Mum grins almost guiltily and shakes her head.

“We want to wait until the birth.”

“It’s going to be a she/he,” Elsa informs her. Her mum looks embarrassed.

“I didn’t want to know either until he was born,” says the boy’s mother warmly, “but then I wanted to know everything about him immediately!”

“Yes, exactly, that’s how I feel. It doesn’t matter what it is, as long as it’s healthy!”

Guilt wells up in Mum’s face as soon as the last word has escaped her lips. She glances past Elsa towards the wardrobe, where the boy lies sleeping.

“Sorry. I didn’t mean to—” she manages to say, but the boy’s mum interrupts her at once.

“Oh, don’t say sorry. It’s fine. I know what people say. But he is healthy. He’s just a bit of extra everything, you could say.”

“I like extra everything!” Elsa exclaims happily, but then she also looks ashamed and mumbles: “Except veggie burgers. I always get rid of the tomato.”

And then both the mothers laugh so hard that the flat echoes. And that’s what they both seem to be most in need of. So even though it wasn’t her intention, Elsa decides to take the credit for that.



Alf is waiting for her and the wurse on the stairs. She doesn’t know how he knew they were coming. The darkness outside the house is so compact that if you threw a snowball you’d lose sight of it before it left your glove. They sneak under Britt-Marie’s balcony so they don’t give the wurse away. The wurse backs into a bush and looks as though it would have appreciated having a newspaper or something.

Elsa and Alf turn away respectfully. Elsa clears her throat.

“Thanks for helping me with Renault.”

Alf grunts. Elsa shoves her hands in her jacket pockets.

“Kent’s an asswipe. Someone should poison him!”

Alf’s head turns slowly.

“Don’t say that.”

“What?”

“Don’t bloody talk like that.”

“What? He is an asswipe, isn’t he?”

“Maybe so. But you don’t damn well call him that in front of me!”

“You call him a bloody idiot, like, all the time!”

“Yes. I’m allowed to. You’re not.”

“Why not?”

Alf’s leather jacket creaks.

“Because I’m allowed to get shitty about my little brother. You’re not.”

It takes many different kinds of eternities for Elsa to digest that piece of information.

“I didn’t know that,” she manages to say at last. “Why are you so horrible to each other if you’re brothers?”

“You don’t get to choose your siblings,” mutters Alf.

Elsa doesn’t really know how to answer that. She thinks about Halfie. She’d rather not, so she changes the subject: “Why don’t you have a girlfriend?”

“Never you bloody mind.”

“Have you ever been in love?”

“I’m a damned grown-up.
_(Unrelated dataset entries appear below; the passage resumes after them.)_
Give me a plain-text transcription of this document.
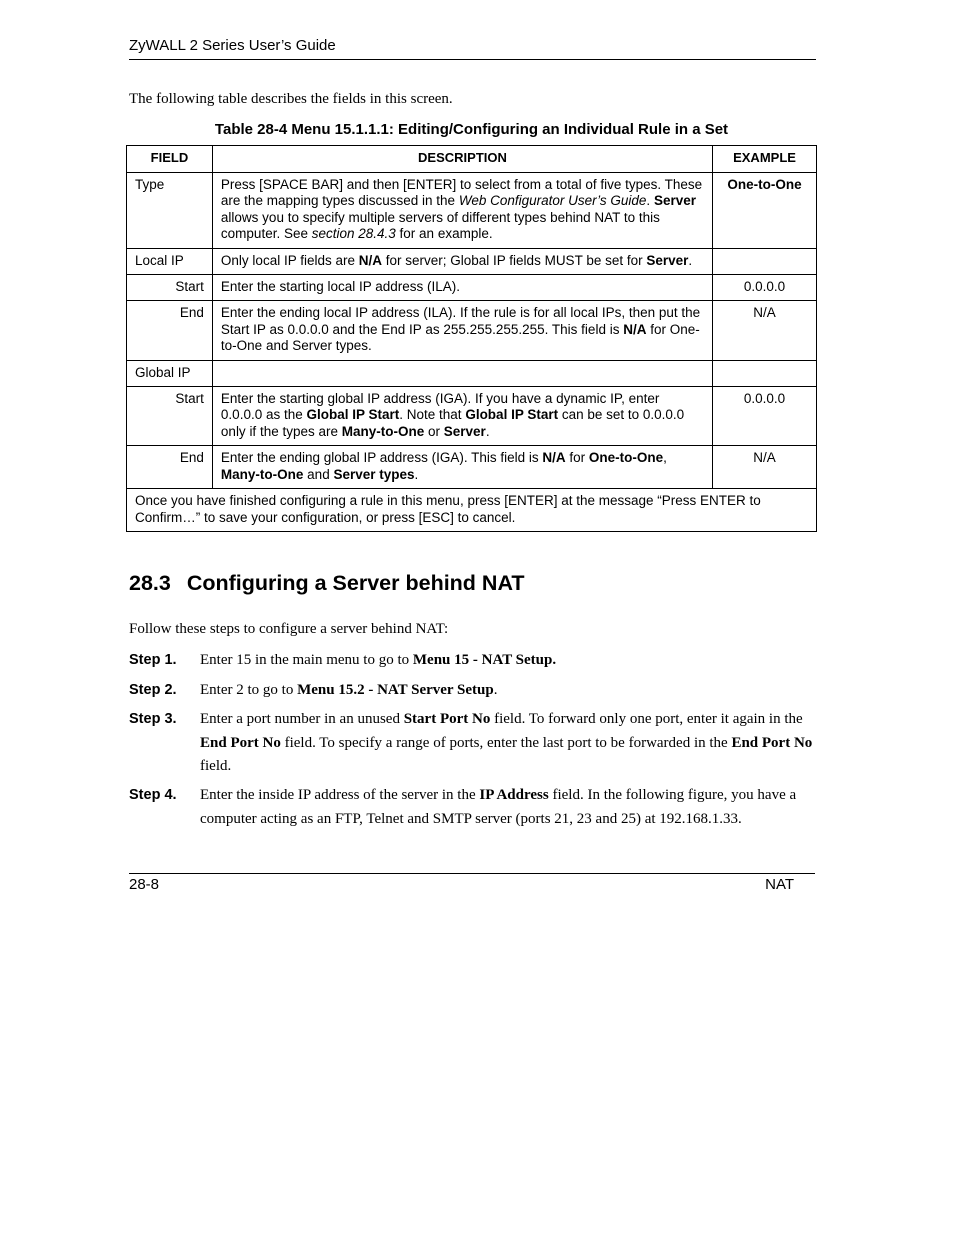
ZyWALL 2 Series User’s Guide
The following table describes the fields in this screen.
Table 28-4 Menu 15.1.1.1: Editing/Configuring an Individual Rule in a Set
FIELD	DESCRIPTION	EXAMPLE
Type	Press [SPACE BAR] and then [ENTER] to select from a total of five types. These are the mapping types discussed in the Web Configurator User’s Guide. Server allows you to specify multiple servers of different types behind NAT to this computer. See section 28.4.3 for an example.	One-to-One
Local IP	Only local IP fields are N/A for server; Global IP fields MUST be set for Server.	
Start	Enter the starting local IP address (ILA).	0.0.0.0
End	Enter the ending local IP address (ILA). If the rule is for all local IPs, then put the Start IP as 0.0.0.0 and the End IP as 255.255.255.255. This field is N/A for One-to-One and Server types.	N/A
Global IP		
Start	Enter the starting global IP address (IGA). If you have a dynamic IP, enter 0.0.0.0 as the Global IP Start. Note that Global IP Start can be set to 0.0.0.0 only if the types are Many-to-One or Server.	0.0.0.0
End	Enter the ending global IP address (IGA). This field is N/A for One-to-One, Many-to-One and Server types.	N/A
Once you have finished configuring a rule in this menu, press [ENTER] at the message “Press ENTER to Confirm…” to save your configuration, or press [ESC] to cancel.		
28.3 Configuring a Server behind NAT
Follow these steps to configure a server behind NAT:
Step 1. Enter 15 in the main menu to go to Menu 15 - NAT Setup.
Step 2. Enter 2 to go to Menu 15.2 - NAT Server Setup.
Step 3. Enter a port number in an unused Start Port No field. To forward only one port, enter it again in the End Port No field. To specify a range of ports, enter the last port to be forwarded in the End Port No field.
Step 4. Enter the inside IP address of the server in the IP Address field. In the following figure, you have a computer acting as an FTP, Telnet and SMTP server (ports 21, 23 and 25) at 192.168.1.33.
28-8	NAT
It’s bloody obvious I’ve been in love. Everyone’s been in bloody love sometime.”

“How old were you?”

“The first time?”

“Yes.”

“Ten.”

“And the second time?”

Alf’s leather jacket creaks. He checks his watch and starts heading back to the house.

“There was no second time.”

Elsa is about to ask something else. But that’s when they hear it. Or rather, it’s the wurse that hears it. The scream. The wurse leaps out of the bush and hurtles into the darkness like a black spear. Then Elsa hears its bark for the first time. She thought she’d heard it barking before, but she was wrong. All she’s heard before are yelps and whines compared to this. This bark makes the foundations of the house quake. It’s a battle cry.